Ce 29. — Mes étrangers partent définitivement aujourd’hui après dîner. Voilà plus de trois semaines qu’ils sont ici et pendant ce temps-là je n’ai jamais eu moins de trente couverts. Mon état de dépense va être diminué d’un tiers à la grande satisfaction de mes gens, qui se ruinaient le corps en ruinant ma fortune. Je suis cependant fâché d’être privé d’une très bonne société dans un pays où elle est si nécessaire et si rare. Mais j’espère que cela ne durera pas longtemps et qu’après un peu d’ennui, un peu d’impatience, un peu de souffrance, un peu de navigation, je reverrai celle vers qui toutes mes pensées et toutes mes affections s’élancent et en qui tout mon bonheur réside. Adieu.

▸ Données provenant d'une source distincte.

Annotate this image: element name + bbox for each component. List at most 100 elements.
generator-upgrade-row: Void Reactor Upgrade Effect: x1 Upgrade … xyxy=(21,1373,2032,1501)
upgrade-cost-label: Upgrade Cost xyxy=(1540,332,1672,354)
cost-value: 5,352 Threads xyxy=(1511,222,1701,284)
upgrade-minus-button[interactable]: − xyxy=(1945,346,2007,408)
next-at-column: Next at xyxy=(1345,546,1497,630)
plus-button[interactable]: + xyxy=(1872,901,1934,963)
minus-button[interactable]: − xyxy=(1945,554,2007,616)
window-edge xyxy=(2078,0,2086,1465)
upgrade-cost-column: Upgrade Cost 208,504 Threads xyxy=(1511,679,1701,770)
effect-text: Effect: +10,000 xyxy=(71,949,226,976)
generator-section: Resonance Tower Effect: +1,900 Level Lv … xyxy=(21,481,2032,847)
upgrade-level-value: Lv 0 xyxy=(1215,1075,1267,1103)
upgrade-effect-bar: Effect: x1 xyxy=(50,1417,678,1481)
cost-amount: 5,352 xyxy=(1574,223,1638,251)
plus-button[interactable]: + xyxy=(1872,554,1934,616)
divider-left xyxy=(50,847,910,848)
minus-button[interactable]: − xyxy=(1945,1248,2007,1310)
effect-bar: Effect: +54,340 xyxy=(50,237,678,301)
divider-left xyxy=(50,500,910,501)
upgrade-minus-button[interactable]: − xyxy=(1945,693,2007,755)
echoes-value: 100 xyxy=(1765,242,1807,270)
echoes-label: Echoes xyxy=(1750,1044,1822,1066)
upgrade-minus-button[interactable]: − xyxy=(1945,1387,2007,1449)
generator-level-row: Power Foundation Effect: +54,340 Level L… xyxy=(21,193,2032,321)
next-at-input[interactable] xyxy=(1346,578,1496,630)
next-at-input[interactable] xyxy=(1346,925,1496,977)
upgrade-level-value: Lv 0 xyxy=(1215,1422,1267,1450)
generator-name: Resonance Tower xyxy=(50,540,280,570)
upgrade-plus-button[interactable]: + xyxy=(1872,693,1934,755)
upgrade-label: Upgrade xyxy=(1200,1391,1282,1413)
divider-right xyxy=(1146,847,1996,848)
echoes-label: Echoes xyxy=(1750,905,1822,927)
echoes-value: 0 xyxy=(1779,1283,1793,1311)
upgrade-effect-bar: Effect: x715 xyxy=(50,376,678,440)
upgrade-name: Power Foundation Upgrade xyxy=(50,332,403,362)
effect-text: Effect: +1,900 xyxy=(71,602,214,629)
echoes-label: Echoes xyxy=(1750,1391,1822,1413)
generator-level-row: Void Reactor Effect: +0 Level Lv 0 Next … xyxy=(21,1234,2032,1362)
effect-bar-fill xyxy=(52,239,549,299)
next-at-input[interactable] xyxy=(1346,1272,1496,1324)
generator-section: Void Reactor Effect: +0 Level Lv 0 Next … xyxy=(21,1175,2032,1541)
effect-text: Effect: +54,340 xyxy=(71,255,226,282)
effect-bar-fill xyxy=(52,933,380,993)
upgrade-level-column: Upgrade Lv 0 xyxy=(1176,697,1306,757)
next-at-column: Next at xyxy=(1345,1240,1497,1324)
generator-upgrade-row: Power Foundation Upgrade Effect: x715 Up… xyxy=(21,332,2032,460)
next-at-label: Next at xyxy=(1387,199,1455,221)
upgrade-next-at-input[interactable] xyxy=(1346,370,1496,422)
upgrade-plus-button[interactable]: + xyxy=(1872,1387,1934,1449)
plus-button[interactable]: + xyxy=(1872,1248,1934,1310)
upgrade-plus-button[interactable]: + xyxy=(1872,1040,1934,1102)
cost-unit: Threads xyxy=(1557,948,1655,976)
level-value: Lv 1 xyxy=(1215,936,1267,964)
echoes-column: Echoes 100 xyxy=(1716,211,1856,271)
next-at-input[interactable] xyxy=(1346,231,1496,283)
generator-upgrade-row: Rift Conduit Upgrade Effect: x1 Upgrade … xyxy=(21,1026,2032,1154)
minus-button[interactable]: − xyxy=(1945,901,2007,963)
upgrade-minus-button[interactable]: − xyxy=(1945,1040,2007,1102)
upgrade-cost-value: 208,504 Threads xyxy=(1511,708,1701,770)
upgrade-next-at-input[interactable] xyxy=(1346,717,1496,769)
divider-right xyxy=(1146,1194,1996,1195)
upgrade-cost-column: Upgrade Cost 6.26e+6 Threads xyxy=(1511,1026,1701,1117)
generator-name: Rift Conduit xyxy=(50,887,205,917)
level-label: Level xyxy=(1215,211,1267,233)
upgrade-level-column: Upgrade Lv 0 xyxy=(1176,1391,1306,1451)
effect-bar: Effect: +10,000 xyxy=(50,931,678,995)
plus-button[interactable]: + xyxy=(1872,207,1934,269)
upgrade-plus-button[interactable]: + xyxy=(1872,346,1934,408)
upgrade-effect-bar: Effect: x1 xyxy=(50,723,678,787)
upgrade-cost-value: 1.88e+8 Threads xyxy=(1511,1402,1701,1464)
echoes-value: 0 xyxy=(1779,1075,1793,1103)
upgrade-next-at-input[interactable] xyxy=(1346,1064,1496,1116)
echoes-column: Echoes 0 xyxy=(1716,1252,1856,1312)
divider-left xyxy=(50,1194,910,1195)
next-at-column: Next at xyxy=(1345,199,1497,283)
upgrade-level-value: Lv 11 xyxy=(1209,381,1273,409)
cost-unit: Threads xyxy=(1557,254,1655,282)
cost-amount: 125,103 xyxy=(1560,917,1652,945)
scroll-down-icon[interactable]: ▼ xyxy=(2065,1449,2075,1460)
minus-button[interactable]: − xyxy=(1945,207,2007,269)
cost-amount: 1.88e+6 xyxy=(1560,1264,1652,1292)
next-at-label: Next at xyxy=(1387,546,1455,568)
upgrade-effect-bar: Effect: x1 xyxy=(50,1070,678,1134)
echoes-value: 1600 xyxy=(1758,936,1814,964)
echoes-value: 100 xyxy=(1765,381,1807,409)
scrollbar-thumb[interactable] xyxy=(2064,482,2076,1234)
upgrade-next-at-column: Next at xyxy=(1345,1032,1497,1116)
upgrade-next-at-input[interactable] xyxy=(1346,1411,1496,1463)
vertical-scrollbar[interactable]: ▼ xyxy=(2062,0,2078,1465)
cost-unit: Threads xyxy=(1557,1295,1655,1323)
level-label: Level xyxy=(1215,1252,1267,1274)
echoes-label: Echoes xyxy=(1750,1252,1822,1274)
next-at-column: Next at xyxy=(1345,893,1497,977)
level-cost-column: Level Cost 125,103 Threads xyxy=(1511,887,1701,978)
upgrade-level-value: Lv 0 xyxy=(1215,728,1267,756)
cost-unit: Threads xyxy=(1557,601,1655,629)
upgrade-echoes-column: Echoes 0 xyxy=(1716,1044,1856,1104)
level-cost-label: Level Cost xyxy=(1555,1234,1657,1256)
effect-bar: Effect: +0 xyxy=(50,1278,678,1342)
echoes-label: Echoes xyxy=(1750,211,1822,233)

Ce 30. — Mes Lorrains et Lorraines sont partis et me voilà rendu à mes Africains jusqu’à ce qu’il me vienne un joli petit vaisseau qui sera comme le cheval de François Ier, doux à monter, doux à descendre, puisque j’y monterai pour me rapprocher de toi et j’en descendrai pour te voir. Mon vilain doigt du milieu (de la main) me fait un mal horrible, mais il faut encore qu’il souffre que je t’embrasse.